We conduct experiments on the breast cancer dataset, which consists of gene expression data for 8141 genes in 295 breast cancer tumors (78 metastatic and 217 non-metastatic). The network described in [4] is used as the input graph in this experiment. Figure 7 shows a subgraph consisting of 80 nodes of the used graph. We restrict our analysis to the 566 genes most correlated to the output, but also connected in the graph. 2/3 data is randomly chosen as training data, and the remaining 1/3 data is used as testing data. The tuning parameter is estimated by 5-fold cross validation. Table 5 shows the results averaged over 30 replications. As indicated in Table 5, GOSCAR, ncFGS and ncTFGS outperform the other three methods, and ncTFGS achieves the best performance.

Figure 7.

A subgraph of the network in Breast Cancer dataset [4]. The subgraph consists of 80 nodes.

Table 5.

Comparison of classification accuracy, sensitivity, specificity, degrees of freedom, and the number of nonzero coefficients averaged over 30 replications for various methods on Breast Cancer dataset.

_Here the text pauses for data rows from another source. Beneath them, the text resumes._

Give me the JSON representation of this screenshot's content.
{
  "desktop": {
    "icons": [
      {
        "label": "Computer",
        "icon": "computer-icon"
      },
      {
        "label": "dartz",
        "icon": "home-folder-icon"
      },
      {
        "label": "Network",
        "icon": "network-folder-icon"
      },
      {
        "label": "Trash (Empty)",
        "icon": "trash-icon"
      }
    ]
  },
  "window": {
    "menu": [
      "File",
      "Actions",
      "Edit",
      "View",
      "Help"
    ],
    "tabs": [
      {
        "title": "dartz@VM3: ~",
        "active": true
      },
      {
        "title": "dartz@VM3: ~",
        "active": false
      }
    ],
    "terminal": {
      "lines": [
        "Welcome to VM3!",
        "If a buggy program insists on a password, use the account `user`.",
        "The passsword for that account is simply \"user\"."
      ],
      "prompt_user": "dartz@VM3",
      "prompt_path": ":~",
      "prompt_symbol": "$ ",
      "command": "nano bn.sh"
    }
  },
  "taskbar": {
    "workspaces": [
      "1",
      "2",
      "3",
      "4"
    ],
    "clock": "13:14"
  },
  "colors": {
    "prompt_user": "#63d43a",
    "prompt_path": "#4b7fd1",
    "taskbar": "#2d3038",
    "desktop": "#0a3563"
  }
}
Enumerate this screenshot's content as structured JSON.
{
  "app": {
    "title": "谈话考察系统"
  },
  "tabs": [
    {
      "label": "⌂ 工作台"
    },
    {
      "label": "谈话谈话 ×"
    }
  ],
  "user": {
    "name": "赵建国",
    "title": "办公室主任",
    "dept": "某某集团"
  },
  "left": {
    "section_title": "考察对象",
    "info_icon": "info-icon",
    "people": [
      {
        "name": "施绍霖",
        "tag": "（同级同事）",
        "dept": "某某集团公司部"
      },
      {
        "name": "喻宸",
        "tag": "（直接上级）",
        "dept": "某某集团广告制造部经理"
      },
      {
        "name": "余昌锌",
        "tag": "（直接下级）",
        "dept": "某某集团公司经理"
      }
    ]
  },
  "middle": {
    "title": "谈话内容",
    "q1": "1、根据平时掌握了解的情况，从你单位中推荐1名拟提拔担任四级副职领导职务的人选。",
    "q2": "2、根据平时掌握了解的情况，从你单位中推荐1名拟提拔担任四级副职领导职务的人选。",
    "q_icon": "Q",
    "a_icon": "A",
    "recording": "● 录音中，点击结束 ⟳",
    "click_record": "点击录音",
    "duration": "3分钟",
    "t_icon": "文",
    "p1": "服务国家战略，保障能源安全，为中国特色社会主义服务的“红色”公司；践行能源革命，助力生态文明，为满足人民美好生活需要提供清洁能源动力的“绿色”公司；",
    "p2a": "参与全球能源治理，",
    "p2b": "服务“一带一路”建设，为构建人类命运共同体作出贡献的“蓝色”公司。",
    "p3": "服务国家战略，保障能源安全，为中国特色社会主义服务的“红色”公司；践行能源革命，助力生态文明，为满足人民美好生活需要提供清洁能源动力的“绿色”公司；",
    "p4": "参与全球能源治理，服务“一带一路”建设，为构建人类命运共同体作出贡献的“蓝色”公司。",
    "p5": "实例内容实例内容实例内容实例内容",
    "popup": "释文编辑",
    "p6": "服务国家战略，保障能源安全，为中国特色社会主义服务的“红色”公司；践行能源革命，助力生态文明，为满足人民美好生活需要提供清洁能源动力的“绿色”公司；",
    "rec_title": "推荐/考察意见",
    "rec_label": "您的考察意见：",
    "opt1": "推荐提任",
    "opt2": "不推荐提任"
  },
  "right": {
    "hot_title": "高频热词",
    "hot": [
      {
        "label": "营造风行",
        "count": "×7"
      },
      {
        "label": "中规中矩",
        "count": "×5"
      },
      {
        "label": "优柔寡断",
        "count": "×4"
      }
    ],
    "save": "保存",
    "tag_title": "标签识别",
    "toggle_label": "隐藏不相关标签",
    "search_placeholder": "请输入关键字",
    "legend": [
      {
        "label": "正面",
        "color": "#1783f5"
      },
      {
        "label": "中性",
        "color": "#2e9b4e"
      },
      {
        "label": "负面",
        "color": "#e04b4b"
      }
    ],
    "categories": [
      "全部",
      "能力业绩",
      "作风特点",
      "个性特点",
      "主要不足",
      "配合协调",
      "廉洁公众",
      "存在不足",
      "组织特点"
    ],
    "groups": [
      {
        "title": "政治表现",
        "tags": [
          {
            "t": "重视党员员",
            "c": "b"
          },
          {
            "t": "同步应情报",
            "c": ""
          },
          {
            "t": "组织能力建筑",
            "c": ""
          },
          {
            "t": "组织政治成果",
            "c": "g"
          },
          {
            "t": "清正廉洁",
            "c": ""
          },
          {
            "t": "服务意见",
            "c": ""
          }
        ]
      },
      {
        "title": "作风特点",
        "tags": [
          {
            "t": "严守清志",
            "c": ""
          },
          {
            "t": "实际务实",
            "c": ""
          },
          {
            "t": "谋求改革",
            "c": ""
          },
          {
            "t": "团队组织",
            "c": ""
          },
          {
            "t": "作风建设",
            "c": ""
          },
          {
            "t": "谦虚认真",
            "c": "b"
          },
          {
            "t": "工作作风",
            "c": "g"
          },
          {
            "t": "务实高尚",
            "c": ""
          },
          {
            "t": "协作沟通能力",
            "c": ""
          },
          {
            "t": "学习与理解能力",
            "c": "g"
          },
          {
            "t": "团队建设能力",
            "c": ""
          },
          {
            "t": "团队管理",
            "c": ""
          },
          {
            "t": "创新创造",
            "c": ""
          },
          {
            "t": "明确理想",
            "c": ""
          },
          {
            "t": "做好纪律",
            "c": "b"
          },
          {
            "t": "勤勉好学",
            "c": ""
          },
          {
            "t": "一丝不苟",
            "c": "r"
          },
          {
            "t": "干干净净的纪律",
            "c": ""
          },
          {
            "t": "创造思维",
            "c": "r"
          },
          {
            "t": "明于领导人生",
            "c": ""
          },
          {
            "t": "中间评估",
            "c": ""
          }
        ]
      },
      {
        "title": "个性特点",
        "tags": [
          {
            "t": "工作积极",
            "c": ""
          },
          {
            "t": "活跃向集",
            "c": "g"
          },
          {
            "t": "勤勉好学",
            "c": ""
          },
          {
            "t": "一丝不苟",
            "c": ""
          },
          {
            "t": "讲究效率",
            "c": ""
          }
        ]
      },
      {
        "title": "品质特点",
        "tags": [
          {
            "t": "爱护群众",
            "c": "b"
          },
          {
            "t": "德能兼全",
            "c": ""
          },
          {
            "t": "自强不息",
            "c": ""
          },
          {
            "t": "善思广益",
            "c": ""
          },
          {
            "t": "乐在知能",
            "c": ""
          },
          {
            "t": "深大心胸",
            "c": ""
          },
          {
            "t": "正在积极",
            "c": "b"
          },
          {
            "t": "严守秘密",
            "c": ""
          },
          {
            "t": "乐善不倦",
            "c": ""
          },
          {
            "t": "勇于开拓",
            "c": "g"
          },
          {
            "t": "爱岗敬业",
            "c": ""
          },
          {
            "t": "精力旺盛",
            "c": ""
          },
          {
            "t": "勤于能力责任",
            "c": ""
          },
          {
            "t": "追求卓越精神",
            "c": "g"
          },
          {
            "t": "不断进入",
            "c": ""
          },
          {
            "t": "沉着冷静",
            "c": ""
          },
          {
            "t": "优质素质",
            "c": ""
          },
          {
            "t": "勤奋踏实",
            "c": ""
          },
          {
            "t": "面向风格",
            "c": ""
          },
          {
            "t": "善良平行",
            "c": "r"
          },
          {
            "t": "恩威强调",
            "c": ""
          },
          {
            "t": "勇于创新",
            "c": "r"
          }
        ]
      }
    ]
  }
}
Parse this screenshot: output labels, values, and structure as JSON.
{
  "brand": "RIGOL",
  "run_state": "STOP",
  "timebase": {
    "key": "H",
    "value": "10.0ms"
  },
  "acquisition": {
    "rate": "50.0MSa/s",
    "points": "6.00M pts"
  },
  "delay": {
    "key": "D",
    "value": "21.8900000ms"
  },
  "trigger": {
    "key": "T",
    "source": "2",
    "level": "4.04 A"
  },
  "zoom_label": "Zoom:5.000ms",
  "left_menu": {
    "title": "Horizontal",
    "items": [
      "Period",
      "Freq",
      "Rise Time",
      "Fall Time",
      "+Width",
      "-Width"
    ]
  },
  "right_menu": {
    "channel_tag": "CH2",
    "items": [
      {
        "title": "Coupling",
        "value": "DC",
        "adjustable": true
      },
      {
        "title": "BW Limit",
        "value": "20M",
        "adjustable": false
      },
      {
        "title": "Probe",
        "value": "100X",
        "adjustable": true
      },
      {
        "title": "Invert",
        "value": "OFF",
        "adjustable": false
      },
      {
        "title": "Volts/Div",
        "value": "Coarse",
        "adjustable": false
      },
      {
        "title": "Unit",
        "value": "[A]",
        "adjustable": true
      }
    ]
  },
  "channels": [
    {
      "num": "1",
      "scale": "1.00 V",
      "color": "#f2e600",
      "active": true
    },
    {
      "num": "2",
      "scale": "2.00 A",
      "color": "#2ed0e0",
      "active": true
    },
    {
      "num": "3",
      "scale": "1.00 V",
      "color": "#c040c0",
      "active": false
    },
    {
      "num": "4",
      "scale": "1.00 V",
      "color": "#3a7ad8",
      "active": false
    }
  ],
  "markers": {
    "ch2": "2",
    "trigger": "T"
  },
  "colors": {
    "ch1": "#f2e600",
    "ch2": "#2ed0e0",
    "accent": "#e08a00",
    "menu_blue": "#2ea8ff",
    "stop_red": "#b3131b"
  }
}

Metrics	Lasso	OSCAR	GFlasso	GOSCAR	ncFGS	ncTFGS
acc.	0.739 (0.054)	0.755 (0.055)	0.771 (0.050)	0.783 (0.042)	0.779 (0.041)	0.790 (0.036)
sen.	0.707 (0.056)	0.720 (0.060)	0.749 (0.060)	0.755 (0.050)	0.755 (0.055)	0.762 (0.044)
pec.	0.794 (0.071)	0.810 (0.068)	0.805 (0.056)	0.827 (0.061)	0.819 (0.058)	0.834 (0.060)
dof.	239.267	165.633	108.633	70.267	57.233	45.600
nonzero coeff.	239.267	243.867	144.867	140.667	79.833	116.567

5. CONCLUSION

In this paper, we consider simultaneous feature grouping and selection over a given undirected graph. We propose one convex and two non-convex penalties to encourage both sparsity and equality of absolute values of coefficients for features connected in the graph. We employ ADMM and DC programming to solve the proposed formulations. Numerical experiments on synthetic and real data demonstrate the effectiveness of the proposed methods. Our results also demonstrate the benefit of simultaneous feature grouping and feature selection through the proposed non-convex methods. In this paper, we focus on undirected graphs. A possible future direction is to extend the formulations to directed graphs. In addition, we plan to study the generalization performance of the proposed formulations.